Как было сказано в своде правил, всё сообщество колледжа собиралось в юниорской студии, дабы «выказать почтение монсеньёру Настоятелю и господам профессорам». Мальчик из формы философии [один из старших классов колледжа] прочитал официальное приветствие, на которое настоятель ответил словами девиза бенедиктинцев: Ora et Labora [Молись и трудись, лат.]. Жорж увидел среди младшеклассников мальчика, чей образ владел его душой: тот находился в дальнем конце четвертого ряда. Он мог видеть его только сзади, и, время от времени, в профиль: этого было достаточно, чтобы обрадовать его. Настоятель сказал:
— Молитва никогда не встанет на пути труда, поэтому мы даём вам возможность молиться так много, как только это возможно. Время, которое мы посвящаем Богу, никогда не уходит впустую. Когда святой Раймунд Ноннат, будучи всего лишь простым пастухом, молился, ангел следил за его стадом и отгонял волков.
Они пошли на вечерню в церковь. Жоржу не терпелось: вдруг там изменились места мальчиков младшей школы. Он благословил небо, когда юный Мотье встал на колени на том же самом месте, как в последний день прошлого семестра.
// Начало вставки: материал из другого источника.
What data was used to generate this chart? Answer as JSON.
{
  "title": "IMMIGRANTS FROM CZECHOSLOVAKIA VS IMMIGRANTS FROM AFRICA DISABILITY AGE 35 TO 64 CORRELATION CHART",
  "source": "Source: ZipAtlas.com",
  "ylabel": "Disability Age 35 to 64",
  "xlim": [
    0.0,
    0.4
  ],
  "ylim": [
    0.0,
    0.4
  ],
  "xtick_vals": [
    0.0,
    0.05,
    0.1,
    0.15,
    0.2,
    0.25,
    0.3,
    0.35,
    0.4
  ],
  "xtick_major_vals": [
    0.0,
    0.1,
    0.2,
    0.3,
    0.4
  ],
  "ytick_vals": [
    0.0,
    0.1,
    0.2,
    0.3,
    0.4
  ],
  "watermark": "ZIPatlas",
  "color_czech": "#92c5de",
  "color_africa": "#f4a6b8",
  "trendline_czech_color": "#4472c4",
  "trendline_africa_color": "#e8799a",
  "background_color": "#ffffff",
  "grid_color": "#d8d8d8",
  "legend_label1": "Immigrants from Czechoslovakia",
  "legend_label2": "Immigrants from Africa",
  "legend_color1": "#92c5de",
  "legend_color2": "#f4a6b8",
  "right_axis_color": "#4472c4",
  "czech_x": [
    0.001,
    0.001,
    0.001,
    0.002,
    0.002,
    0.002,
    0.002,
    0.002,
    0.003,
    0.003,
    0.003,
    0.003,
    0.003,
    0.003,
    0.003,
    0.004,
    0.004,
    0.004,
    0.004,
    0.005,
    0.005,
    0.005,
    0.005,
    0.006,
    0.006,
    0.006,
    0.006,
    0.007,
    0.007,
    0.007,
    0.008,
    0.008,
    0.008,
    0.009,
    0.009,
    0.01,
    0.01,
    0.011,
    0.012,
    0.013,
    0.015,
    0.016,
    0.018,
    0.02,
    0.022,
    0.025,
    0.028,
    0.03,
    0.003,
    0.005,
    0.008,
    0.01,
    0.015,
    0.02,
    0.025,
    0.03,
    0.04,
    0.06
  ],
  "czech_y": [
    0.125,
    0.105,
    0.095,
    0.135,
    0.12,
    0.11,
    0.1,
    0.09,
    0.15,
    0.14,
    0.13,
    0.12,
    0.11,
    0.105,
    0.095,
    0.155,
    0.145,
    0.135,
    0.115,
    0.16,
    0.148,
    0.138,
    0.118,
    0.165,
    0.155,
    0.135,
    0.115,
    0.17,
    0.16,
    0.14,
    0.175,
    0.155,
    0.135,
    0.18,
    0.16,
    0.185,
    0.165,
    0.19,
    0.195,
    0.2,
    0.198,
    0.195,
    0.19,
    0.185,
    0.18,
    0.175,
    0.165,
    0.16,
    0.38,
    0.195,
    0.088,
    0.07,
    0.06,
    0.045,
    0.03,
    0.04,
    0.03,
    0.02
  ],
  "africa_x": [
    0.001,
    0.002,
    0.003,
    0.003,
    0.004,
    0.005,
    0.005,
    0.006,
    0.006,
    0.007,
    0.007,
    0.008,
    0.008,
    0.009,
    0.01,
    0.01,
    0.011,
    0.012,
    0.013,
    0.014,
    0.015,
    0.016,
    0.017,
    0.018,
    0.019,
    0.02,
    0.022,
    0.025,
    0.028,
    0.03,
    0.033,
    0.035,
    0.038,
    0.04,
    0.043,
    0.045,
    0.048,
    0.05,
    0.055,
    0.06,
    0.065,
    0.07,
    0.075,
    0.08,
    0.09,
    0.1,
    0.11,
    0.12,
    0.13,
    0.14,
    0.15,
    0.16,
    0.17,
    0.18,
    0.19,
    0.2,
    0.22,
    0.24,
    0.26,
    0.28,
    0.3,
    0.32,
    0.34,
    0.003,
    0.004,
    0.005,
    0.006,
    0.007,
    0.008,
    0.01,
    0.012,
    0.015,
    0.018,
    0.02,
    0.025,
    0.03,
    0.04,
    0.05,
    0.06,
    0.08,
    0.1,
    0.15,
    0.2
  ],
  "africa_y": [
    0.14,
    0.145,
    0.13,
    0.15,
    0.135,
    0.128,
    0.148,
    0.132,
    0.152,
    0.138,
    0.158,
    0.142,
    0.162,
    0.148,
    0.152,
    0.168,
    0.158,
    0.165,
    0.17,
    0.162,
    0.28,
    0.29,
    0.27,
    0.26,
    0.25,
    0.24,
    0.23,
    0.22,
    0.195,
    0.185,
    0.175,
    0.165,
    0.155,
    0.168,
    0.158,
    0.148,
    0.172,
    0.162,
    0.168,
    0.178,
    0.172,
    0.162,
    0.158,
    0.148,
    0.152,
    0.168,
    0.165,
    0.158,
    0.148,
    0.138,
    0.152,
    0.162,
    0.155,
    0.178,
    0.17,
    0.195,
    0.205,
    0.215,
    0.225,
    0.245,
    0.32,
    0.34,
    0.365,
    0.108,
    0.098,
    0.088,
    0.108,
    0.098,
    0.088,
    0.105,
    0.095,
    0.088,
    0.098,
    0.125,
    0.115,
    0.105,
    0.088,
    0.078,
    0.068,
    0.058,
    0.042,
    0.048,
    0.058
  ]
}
Литургические орнаменты на этот были белыми [В богослужении римского обряда литургические цвета меняются в соответствии с годичным циклом литургического года; при служении особых месс, и во время совершения некоторых таинств. В настоящее время используется пять основных цветов — фиолетовый, белый, зелёный, красный и чёрный, и несколько дополнительных — розовый, голубой; а также белый с золотым и серебряным шитьём. В прошлом использовались жёлтый и «пепельный» цвета], но это первое приветствие Нового года ничем не уступало первой мессе в октябре: цвет любви по–прежнему доминировал. И не только из–за красной, как обычно, лампочки над алтарем; на время праздников ясли были устроены в нефе, и лампы, освещавшие их, тоже были полностью красными. Это напомнило Жоржу отрывок из «Песни Песней», скопированный им в свою записную книжку: «Ибо крепка, как смерть, любовь; люта, как преисподняя, ревность; стрелы ее — стрелы огненные; она пламень весьма сильный». Разве «любовь» и «дружба» — не одно и тоже? В стихотворении Ферзена «Ami» и «Amour» [Друг и любовь, амур, купидон, фр.] тоже были связанны. И Рождество, прославляемое школой, тоже было полно любви. Святой Дух был «Духом любви» — Жоржу вспомнился гимн, прозвучавший на первой службе первого семестра. Лишь в немногих лекциях и проповедях Уединения не содержалось какого–либо намека на любовь. У Жоржа это слово вызывало улыбку; но сейчас он понял; не зря оно так щедро используется его наставниками.